Peter S. Wright, Jr., Esq. filed an appearance on behalf of

A & H Farms and Lori and Mark Coll on April 4, 2014. Wright

filed a motion to strike the default judgment the same day.

Standard of Review The court may set aside a default judgment as provided by

Federal Rule of Civil Procedure 60(b). Fed. R. Civ. P. 55(c).

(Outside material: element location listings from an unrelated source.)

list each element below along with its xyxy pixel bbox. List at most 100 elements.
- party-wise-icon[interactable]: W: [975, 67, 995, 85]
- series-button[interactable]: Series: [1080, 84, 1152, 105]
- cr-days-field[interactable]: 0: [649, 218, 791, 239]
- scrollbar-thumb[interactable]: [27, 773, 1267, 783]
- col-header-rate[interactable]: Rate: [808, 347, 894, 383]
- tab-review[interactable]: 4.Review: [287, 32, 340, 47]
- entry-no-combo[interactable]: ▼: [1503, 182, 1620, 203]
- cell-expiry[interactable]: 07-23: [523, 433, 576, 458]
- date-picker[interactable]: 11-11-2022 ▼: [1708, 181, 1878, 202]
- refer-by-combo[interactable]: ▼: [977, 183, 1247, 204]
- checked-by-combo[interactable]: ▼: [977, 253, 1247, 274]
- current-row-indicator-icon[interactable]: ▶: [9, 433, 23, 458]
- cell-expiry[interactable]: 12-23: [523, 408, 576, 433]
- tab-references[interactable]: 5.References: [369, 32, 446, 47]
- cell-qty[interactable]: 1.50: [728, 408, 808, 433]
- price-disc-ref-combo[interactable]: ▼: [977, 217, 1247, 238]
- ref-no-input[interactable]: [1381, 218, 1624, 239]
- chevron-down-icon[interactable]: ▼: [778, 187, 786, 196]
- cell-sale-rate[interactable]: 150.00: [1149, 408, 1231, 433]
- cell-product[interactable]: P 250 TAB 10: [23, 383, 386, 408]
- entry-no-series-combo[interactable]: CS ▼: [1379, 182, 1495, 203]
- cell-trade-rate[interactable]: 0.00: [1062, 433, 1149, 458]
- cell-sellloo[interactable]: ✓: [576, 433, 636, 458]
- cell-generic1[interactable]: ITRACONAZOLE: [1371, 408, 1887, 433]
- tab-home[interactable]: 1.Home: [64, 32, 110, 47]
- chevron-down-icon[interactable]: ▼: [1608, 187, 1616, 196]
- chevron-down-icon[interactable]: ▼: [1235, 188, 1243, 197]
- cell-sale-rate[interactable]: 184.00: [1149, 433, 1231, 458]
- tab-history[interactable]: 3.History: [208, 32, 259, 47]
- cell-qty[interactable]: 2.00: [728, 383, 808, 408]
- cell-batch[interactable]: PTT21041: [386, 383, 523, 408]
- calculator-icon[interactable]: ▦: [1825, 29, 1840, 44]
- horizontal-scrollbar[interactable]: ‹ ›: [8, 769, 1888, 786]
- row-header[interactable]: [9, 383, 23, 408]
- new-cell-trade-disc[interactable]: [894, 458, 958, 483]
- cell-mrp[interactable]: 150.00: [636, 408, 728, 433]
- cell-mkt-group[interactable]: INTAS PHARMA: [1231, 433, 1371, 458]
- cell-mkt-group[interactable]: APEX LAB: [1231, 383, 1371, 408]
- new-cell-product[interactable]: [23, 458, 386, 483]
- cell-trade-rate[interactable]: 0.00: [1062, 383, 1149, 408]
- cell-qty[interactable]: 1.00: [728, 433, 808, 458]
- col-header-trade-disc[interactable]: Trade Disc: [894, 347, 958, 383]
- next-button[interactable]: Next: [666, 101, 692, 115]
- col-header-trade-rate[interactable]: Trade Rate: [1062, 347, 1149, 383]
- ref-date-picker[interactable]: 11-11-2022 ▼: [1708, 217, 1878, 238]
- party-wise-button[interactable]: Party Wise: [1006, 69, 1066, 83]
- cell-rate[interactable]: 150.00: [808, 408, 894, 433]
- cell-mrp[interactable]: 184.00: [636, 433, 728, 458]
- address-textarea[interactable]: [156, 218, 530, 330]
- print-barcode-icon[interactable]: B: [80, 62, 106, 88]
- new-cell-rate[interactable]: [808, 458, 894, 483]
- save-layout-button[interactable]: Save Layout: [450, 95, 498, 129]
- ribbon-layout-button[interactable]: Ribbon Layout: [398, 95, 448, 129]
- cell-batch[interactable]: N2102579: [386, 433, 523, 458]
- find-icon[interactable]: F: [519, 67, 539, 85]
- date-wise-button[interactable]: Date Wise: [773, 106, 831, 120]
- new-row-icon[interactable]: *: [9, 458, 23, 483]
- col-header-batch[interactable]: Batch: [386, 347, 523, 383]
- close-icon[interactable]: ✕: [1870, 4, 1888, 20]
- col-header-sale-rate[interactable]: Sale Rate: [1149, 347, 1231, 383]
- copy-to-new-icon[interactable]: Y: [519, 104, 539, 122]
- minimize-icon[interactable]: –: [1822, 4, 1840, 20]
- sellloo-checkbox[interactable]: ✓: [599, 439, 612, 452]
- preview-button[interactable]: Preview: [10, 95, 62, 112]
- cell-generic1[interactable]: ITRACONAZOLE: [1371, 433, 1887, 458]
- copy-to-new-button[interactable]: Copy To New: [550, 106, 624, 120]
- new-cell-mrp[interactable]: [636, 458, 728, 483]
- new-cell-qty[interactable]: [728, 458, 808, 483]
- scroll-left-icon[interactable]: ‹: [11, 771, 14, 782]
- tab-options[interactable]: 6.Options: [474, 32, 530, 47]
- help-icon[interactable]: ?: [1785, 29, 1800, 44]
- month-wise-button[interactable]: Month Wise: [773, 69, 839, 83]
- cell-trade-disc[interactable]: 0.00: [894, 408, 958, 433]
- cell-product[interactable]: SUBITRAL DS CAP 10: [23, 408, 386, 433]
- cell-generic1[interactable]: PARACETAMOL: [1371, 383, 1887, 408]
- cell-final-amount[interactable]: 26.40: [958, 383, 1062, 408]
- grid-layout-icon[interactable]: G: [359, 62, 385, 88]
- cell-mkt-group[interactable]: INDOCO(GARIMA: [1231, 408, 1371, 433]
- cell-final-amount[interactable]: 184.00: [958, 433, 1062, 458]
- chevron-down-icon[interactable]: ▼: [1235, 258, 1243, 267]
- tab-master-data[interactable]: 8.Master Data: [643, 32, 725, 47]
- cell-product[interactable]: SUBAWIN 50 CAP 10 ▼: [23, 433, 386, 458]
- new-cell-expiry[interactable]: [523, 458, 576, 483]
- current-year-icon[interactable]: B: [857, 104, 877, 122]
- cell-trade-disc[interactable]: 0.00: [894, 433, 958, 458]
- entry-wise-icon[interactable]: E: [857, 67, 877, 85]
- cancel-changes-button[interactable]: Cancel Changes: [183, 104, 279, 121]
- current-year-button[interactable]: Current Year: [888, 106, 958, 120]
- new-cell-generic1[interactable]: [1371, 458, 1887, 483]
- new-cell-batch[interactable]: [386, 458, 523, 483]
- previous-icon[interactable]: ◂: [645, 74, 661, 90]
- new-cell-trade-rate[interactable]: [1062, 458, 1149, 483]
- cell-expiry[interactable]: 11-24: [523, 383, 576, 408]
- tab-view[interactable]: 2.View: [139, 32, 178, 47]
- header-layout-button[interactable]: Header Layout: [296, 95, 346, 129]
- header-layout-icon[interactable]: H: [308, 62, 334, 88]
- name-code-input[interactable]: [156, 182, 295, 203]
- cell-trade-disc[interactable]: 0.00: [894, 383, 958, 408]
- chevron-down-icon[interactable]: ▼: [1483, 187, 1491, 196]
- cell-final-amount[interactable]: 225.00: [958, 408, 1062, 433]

3 Under Rule 60(b), the court may relieve a party from a final

judgment because of “mistake, inadvertence, surprise, or

excusable neglect;” “newly discovered evidence;” “fraud (whether

previously called intrinsic or extrinsic), misrepresentation, or

misconduct by an opposing party;” “the judgment is void;” “the

judgment has been satisfied, released or discharged;” or “any

other reason that justifies relief.”

For purposes of a motion to set aside a default judgment, in

this circuit, the court must also “balanc[e] the importance of

finality in litigation against the desirability of deciding cases

on the merits.” Ungar v. Palestine Liberation Org., 599 F.3d 79,

83 (1st Cir. 2010). “A variety of factors can help an inquiring

court to strike the requisite balance,” including “the timing of

the request for relief, the extent of any prejudice to the

opposing party, the existence or non-existence of meritorious

claims [or] defenses, and the presence or absence of exceptional

circumstances.” Id. The extraordinary remedy of vacating a

default judgment must be justified based on an appraisal of all

of the circumstances. Id. at 84. In the circumstance of willful

default, the defaulting party must show exceptional circumstances

that would warrant relief from judgment. Id. at 85-87.

Discussion

In support of their motion to vacate the default judgment,

the defendants state, supported by their affidavit, that they

defaulted in this case because they lacked funds to hire an

4 attorney and believed that they were not personally liable for

the claims against A & H Farms. They also believed that they

were judgment proof. They did not seek legal advice until the

plaintiffs sought an attachment on the Colls’ home. The

defendants contend that they have meritorious defenses to the

PACA claim because A & H Farms’ purchases in 2012 were below the

threshold amount that would require a PACA license and because

their suppliers regularly extended the payment term beyond ten

days.

The plaintiffs assert in their objection that the

defendants’ default was not the result of mistake, inadvertence,

surprise, or excusable neglect because they chose to default.

The plaintiffs also note that the complaint put the defendants on

notice that the Colls could be found personally liable for the

PACA and Chapter 93A claims asserted in this case. They assert

that they would be prejudiced by setting aside the judgment

because of the additional litigation expenses they would incur

and because of the delay in receiving payment.